A interrupção voluntária da normalidade, e sobretudo da normalidade de um feriado, é, para a maioria, uma confissão inconsciente de fraqueza ou a denúncia da sua impotência perante as leis que regem o universo, uma cedência à morte. A normalidade mantida in extremis não é apenas egoísmo — é resistência à adversidade e à contingência, recusa de ceder o controlo. As pessoas, os teus vizinhos, regam em pleno Agosto árido porque acreditam contra todas as evidências na infinitude dos recursos e porque de outro modo teriam de reconhecer a precariedade dos fins-de-semana, a superficialidade de manter um jardim e, em última circunstância, a inutilidade de terem comprado um Mercedes.»

A percepção da imprensa

Os jornais ditos de referência são acusados por uns de alinhamento com o Governo e por outros de serem títeres da direita.
Este fenómeno de percepção ambígua ou ambivalente da imprensa não prova a imparcialidade dos jornais. Mas deixa patente como até parte da intelligentsia que lê jornais e os comenta se infantilizou e se relaciona com a política e a vida pública com a mesma paixão facciosa ou irracional que é estimulada no adepto de futebol.

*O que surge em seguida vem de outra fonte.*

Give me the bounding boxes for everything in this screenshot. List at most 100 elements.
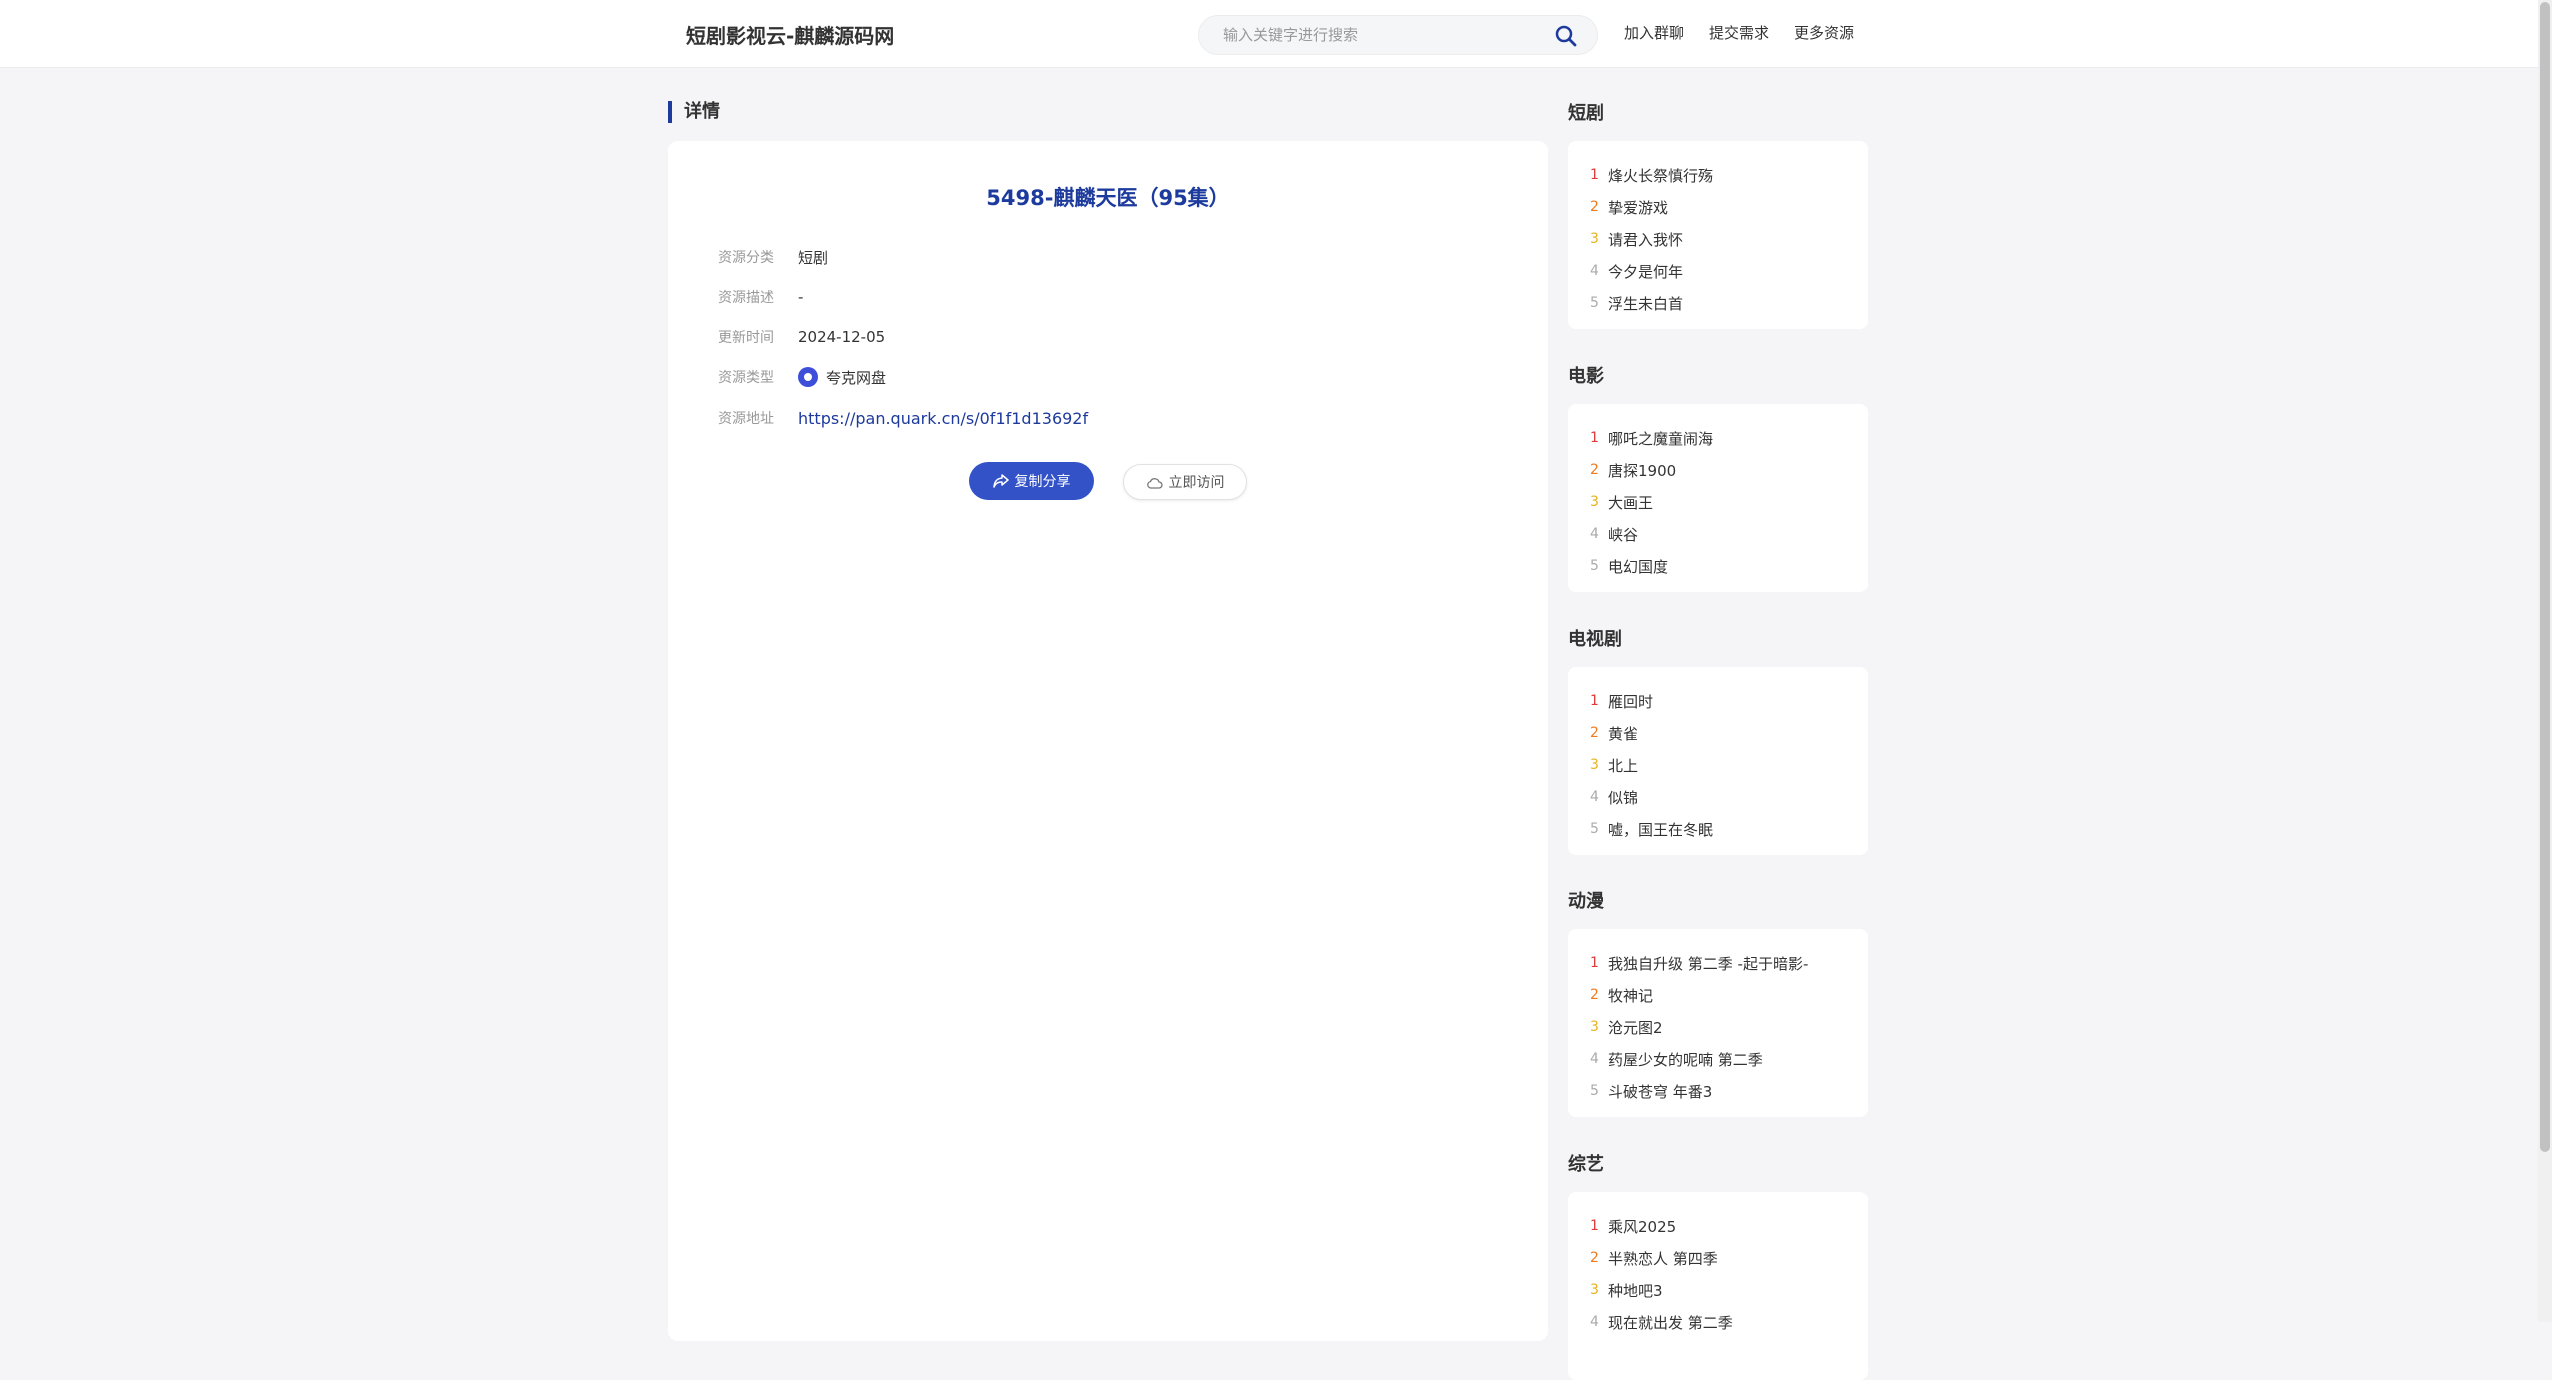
sidebar-item-label: 似锦 (1608, 788, 1639, 807)
sidebar-heading-tv-series: 电视剧 (1568, 629, 1622, 650)
visit-now-button[interactable]: 立即访问 (1123, 464, 1247, 500)
sidebar-item-label: 嘘，国王在冬眠 (1608, 820, 1714, 839)
detail-card: 5498-麒麟天医（95集） 资源分类 短剧 资源描述 - 更新时间 2024-… (668, 141, 1548, 1341)
nav-join-group[interactable]: 加入群聊 (1624, 22, 1684, 43)
sidebar-item[interactable]: 4 药屋少女的呢喃 第二季 (1568, 1043, 1868, 1075)
rank-number: 3 (1590, 231, 1599, 247)
sidebar-item-label: 今夕是何年 (1608, 262, 1684, 281)
page-scrollbar-thumb[interactable] (2540, 2, 2550, 1152)
rank-number: 5 (1590, 295, 1599, 311)
sidebar-item[interactable]: 2 挚爱游戏 (1568, 191, 1868, 223)
sidebar-item[interactable]: 1 烽火长祭慎行殇 (1568, 159, 1868, 191)
sidebar-item[interactable]: 2 半熟恋人 第四季 (1568, 1242, 1868, 1274)
sidebar-item[interactable]: 3 大画王 (1568, 486, 1868, 518)
sidebar-item[interactable]: 1 哪吒之魔童闹海 (1568, 422, 1868, 454)
rank-number: 4 (1590, 526, 1599, 542)
rank-number: 1 (1590, 955, 1599, 971)
sidebar-item-label: 沧元图2 (1608, 1018, 1663, 1037)
search-box (1198, 15, 1598, 55)
rank-number: 3 (1590, 757, 1599, 773)
sidebar-item[interactable]: 5 浮生未白首 (1568, 287, 1868, 319)
sidebar-item[interactable]: 3 请君入我怀 (1568, 223, 1868, 255)
sidebar-item-label: 大画王 (1608, 493, 1654, 512)
sidebar-item[interactable]: 2 牧神记 (1568, 979, 1868, 1011)
sidebar-card-short-drama: 1 烽火长祭慎行殇 2 挚爱游戏 3 请君入我怀 4 今夕是何年 5 浮生未白首 (1568, 141, 1868, 329)
rank-number: 4 (1590, 1314, 1599, 1330)
category-label: 资源分类 (718, 250, 774, 266)
sidebar-item-label: 黄雀 (1608, 724, 1639, 743)
detail-section-title: 详情 (668, 101, 720, 123)
sidebar-item-label: 请君入我怀 (1608, 230, 1684, 249)
sidebar-item[interactable]: 2 唐探1900 (1568, 454, 1868, 486)
sidebar-item-label: 电幻国度 (1608, 557, 1669, 576)
visit-now-label: 立即访问 (1168, 475, 1225, 491)
sidebar-card-tv-series: 1 雁回时 2 黄雀 3 北上 4 似锦 5 嘘，国王在冬眠 (1568, 667, 1868, 855)
rank-number: 1 (1590, 1218, 1599, 1234)
sidebar-item[interactable]: 4 似锦 (1568, 781, 1868, 813)
quark-drive-icon (798, 367, 818, 387)
nav-more-resources[interactable]: 更多资源 (1794, 22, 1854, 43)
sidebar-item[interactable]: 4 今夕是何年 (1568, 255, 1868, 287)
sidebar-item-label: 半熟恋人 第四季 (1608, 1249, 1718, 1268)
rank-number: 4 (1590, 789, 1599, 805)
updated-label: 更新时间 (718, 330, 774, 346)
sidebar-item[interactable]: 3 沧元图2 (1568, 1011, 1868, 1043)
copy-share-button[interactable]: 复制分享 (969, 462, 1094, 500)
sidebar-item-label: 乘风2025 (1608, 1217, 1677, 1236)
rank-number: 3 (1590, 494, 1599, 510)
sidebar-item-label: 我独自升级 第二季 -起于暗影- (1608, 954, 1809, 973)
sidebar-heading-variety: 综艺 (1568, 1154, 1604, 1175)
rank-number: 1 (1590, 693, 1599, 709)
sidebar-item-label: 雁回时 (1608, 692, 1654, 711)
search-icon (1555, 25, 1577, 47)
sidebar-card-anime: 1 我独自升级 第二季 -起于暗影- 2 牧神记 3 沧元图2 4 药屋少女的呢喃 第二… (1568, 929, 1868, 1117)
site-title[interactable]: 短剧影视云-麒麟源码网 (686, 20, 894, 49)
sidebar-card-variety: 1 乘风2025 2 半熟恋人 第四季 3 种地吧3 4 现在就出发 第二季 (1568, 1192, 1868, 1380)
sidebar-card-movies: 1 哪吒之魔童闹海 2 唐探1900 3 大画王 4 峡谷 5 电幻国度 (1568, 404, 1868, 592)
type-value: 夸克网盘 (826, 368, 887, 387)
top-header: 短剧影视云-麒麟源码网 加入群聊 提交需求 更多资源 (0, 0, 2538, 68)
description-value: - (798, 288, 804, 306)
sidebar-item[interactable]: 1 乘风2025 (1568, 1210, 1868, 1242)
rank-number: 3 (1590, 1019, 1599, 1035)
sidebar-item-label: 挚爱游戏 (1608, 198, 1669, 217)
url-label: 资源地址 (718, 411, 774, 427)
sidebar-item-label: 现在就出发 第二季 (1608, 1313, 1733, 1332)
info-row-type: 资源类型 夸克网盘 (718, 365, 886, 389)
sidebar-item-label: 斗破苍穹 年番3 (1608, 1082, 1713, 1101)
sidebar-item-label: 药屋少女的呢喃 第二季 (1608, 1050, 1763, 1069)
rank-number: 4 (1590, 1051, 1599, 1067)
rank-number: 1 (1590, 430, 1599, 446)
sidebar-item-label: 牧神记 (1608, 986, 1654, 1005)
updated-value: 2024-12-05 (798, 328, 886, 346)
share-icon (992, 474, 1009, 488)
rank-number: 2 (1590, 199, 1599, 215)
top-nav: 加入群聊 提交需求 更多资源 (1624, 22, 1854, 43)
cloud-icon (1146, 477, 1163, 489)
search-input[interactable] (1223, 24, 1523, 46)
copy-share-label: 复制分享 (1014, 474, 1071, 490)
sidebar-item[interactable]: 4 现在就出发 第二季 (1568, 1306, 1868, 1338)
rank-number: 5 (1590, 1083, 1599, 1099)
sidebar-item[interactable]: 5 电幻国度 (1568, 550, 1868, 582)
sidebar-item[interactable]: 1 雁回时 (1568, 685, 1868, 717)
sidebar-item[interactable]: 1 我独自升级 第二季 -起于暗影- (1568, 947, 1868, 979)
sidebar-item[interactable]: 5 嘘，国王在冬眠 (1568, 813, 1868, 845)
category-value: 短剧 (798, 248, 829, 267)
sidebar-item[interactable]: 3 北上 (1568, 749, 1868, 781)
resource-url-link[interactable]: https://pan.quark.cn/s/0f1f1d13692f (798, 409, 1088, 428)
info-row-description: 资源描述 - (718, 285, 803, 309)
sidebar-item-label: 哪吒之魔童闹海 (1608, 429, 1714, 448)
info-row-category: 资源分类 短剧 (718, 245, 828, 269)
sidebar-item[interactable]: 3 种地吧3 (1568, 1274, 1868, 1306)
sidebar-item-label: 烽火长祭慎行殇 (1608, 166, 1714, 185)
rank-number: 2 (1590, 987, 1599, 1003)
info-row-updated: 更新时间 2024-12-05 (718, 325, 885, 349)
sidebar-item[interactable]: 4 峡谷 (1568, 518, 1868, 550)
search-button[interactable] (1551, 21, 1581, 51)
rank-number: 2 (1590, 725, 1599, 741)
sidebar-item[interactable]: 2 黄雀 (1568, 717, 1868, 749)
nav-submit-request[interactable]: 提交需求 (1709, 22, 1769, 43)
sidebar-item[interactable]: 5 斗破苍穹 年番3 (1568, 1075, 1868, 1107)
rank-number: 5 (1590, 558, 1599, 574)
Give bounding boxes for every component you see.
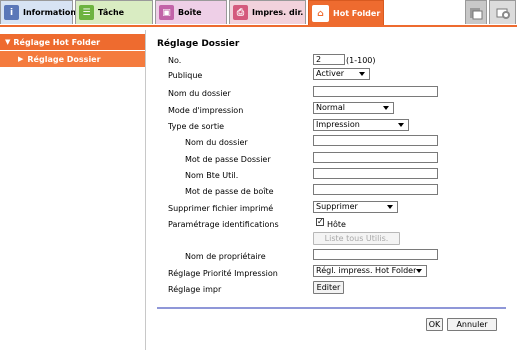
proprietaire-field[interactable] bbox=[313, 249, 438, 260]
tab-bar: i Information ☰ Tâche ▣ Boîte ⎙ Impres. … bbox=[0, 0, 517, 26]
supprimer-label: Supprimer fichier imprimé bbox=[168, 204, 274, 213]
page-title: Réglage Dossier bbox=[157, 39, 240, 49]
mdp-dossier-field[interactable] bbox=[313, 152, 438, 163]
hote-label: Hôte bbox=[327, 220, 346, 229]
mdp-boite-field[interactable] bbox=[313, 184, 438, 195]
tab-extra-1[interactable] bbox=[465, 0, 487, 24]
chevron-down-icon bbox=[398, 123, 404, 127]
type-sortie-label: Type de sortie bbox=[168, 122, 225, 131]
publique-label: Publique bbox=[168, 71, 203, 80]
editer-button[interactable]: Editer bbox=[313, 281, 344, 294]
tab-direct-print[interactable]: ⎙ Impres. dir. bbox=[229, 0, 306, 24]
tab-information[interactable]: i Information bbox=[0, 0, 77, 24]
tab-extra-2[interactable] bbox=[489, 0, 516, 24]
divider bbox=[157, 307, 506, 309]
information-icon: i bbox=[4, 5, 19, 20]
no-field[interactable]: 2 bbox=[313, 54, 345, 65]
tab-hot-folder[interactable]: ⌂ Hot Folder bbox=[308, 0, 384, 26]
hote-checkbox[interactable]: ✓ bbox=[316, 218, 324, 226]
ok-button[interactable]: OK bbox=[426, 318, 443, 331]
mode-impression-value: Normal bbox=[316, 103, 345, 112]
mode-impression-select[interactable]: Normal bbox=[313, 102, 394, 114]
publique-select[interactable]: Activer bbox=[313, 68, 370, 80]
mdp-dossier-label: Mot de passe Dossier bbox=[185, 155, 271, 164]
chevron-down-icon bbox=[383, 106, 389, 110]
sidebar: ▼ Réglage Hot Folder ▶ Réglage Dossier bbox=[0, 30, 146, 350]
chevron-down-icon bbox=[416, 269, 422, 273]
refresh-icon bbox=[496, 8, 510, 19]
tab-hot-folder-label: Hot Folder bbox=[333, 9, 381, 18]
priorite-select[interactable]: Régl. impress. Hot Folder bbox=[313, 265, 427, 277]
nom-dossier-field[interactable] bbox=[313, 86, 438, 97]
box-icon: ▣ bbox=[159, 5, 174, 20]
sidebar-item-reglage-dossier[interactable]: ▶ Réglage Dossier bbox=[0, 51, 145, 67]
settings-icon bbox=[470, 7, 483, 19]
supprimer-select[interactable]: Supprimer bbox=[313, 201, 398, 213]
tab-direct-print-label: Impres. dir. bbox=[252, 8, 304, 17]
type-sortie-select[interactable]: Impression bbox=[313, 119, 409, 131]
annuler-button[interactable]: Annuler bbox=[447, 318, 497, 331]
caret-down-icon: ▼ bbox=[5, 38, 11, 46]
nom-dossier-label: Nom du dossier bbox=[168, 89, 231, 98]
no-label: No. bbox=[168, 56, 182, 65]
param-ident-label: Paramétrage identifications bbox=[168, 220, 279, 229]
no-range: (1-100) bbox=[346, 56, 376, 65]
supprimer-value: Supprimer bbox=[316, 202, 358, 211]
nom-bte-field[interactable] bbox=[313, 168, 438, 179]
hot-folder-icon: ⌂ bbox=[312, 5, 329, 22]
sidebar-group-hot-folder[interactable]: ▼ Réglage Hot Folder bbox=[0, 34, 145, 50]
type-sortie-value: Impression bbox=[316, 120, 360, 129]
tab-box[interactable]: ▣ Boîte bbox=[155, 0, 227, 24]
nom-bte-label: Nom Bte Util. bbox=[185, 171, 239, 180]
tab-box-label: Boîte bbox=[178, 8, 202, 17]
tab-information-label: Information bbox=[23, 8, 77, 17]
tab-underline bbox=[0, 25, 517, 27]
direct-print-icon: ⎙ bbox=[233, 5, 248, 20]
mdp-boite-label: Mot de passe de boîte bbox=[185, 187, 274, 196]
sidebar-group-label: Réglage Hot Folder bbox=[13, 37, 101, 47]
sidebar-item-label: Réglage Dossier bbox=[27, 54, 101, 64]
tab-task[interactable]: ☰ Tâche bbox=[75, 0, 153, 24]
proprietaire-label: Nom de propriétaire bbox=[185, 252, 266, 261]
liste-utilis-button[interactable]: Liste tous Utilis. bbox=[313, 232, 400, 245]
priorite-value: Régl. impress. Hot Folder bbox=[316, 266, 416, 275]
publique-value: Activer bbox=[316, 69, 345, 78]
sub-nom-dossier-label: Nom du dossier bbox=[185, 138, 248, 147]
mode-impression-label: Mode d'impression bbox=[168, 106, 244, 115]
tab-task-label: Tâche bbox=[98, 8, 125, 17]
caret-right-icon: ▶ bbox=[18, 55, 24, 63]
sub-nom-dossier-field[interactable] bbox=[313, 135, 438, 146]
chevron-down-icon bbox=[359, 72, 365, 76]
priorite-label: Réglage Priorité Impression bbox=[168, 269, 278, 278]
task-icon: ☰ bbox=[79, 5, 94, 20]
reglage-impr-label: Réglage impr bbox=[168, 285, 222, 294]
chevron-down-icon bbox=[387, 205, 393, 209]
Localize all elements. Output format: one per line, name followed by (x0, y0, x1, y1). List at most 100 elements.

segunda-feira, 24 de dezembro de 2018

Ouro, incenso e mirra

Mapplethorpe, Patti Smith, Man Ray e uma pirâmide do Egipto num presépio ateu.
Bom Natal!

Tautologia

Francisco José Viegas achou necessário avisar-nos que os textos do seu blogue «são, na sua quase absoluta maioria, crónicas diárias publicadas no Correio da Manhã».

Não se sabe se o fez para se desculpar pela repetição se para se desculpar pela tendência, mas tenhamos esperança.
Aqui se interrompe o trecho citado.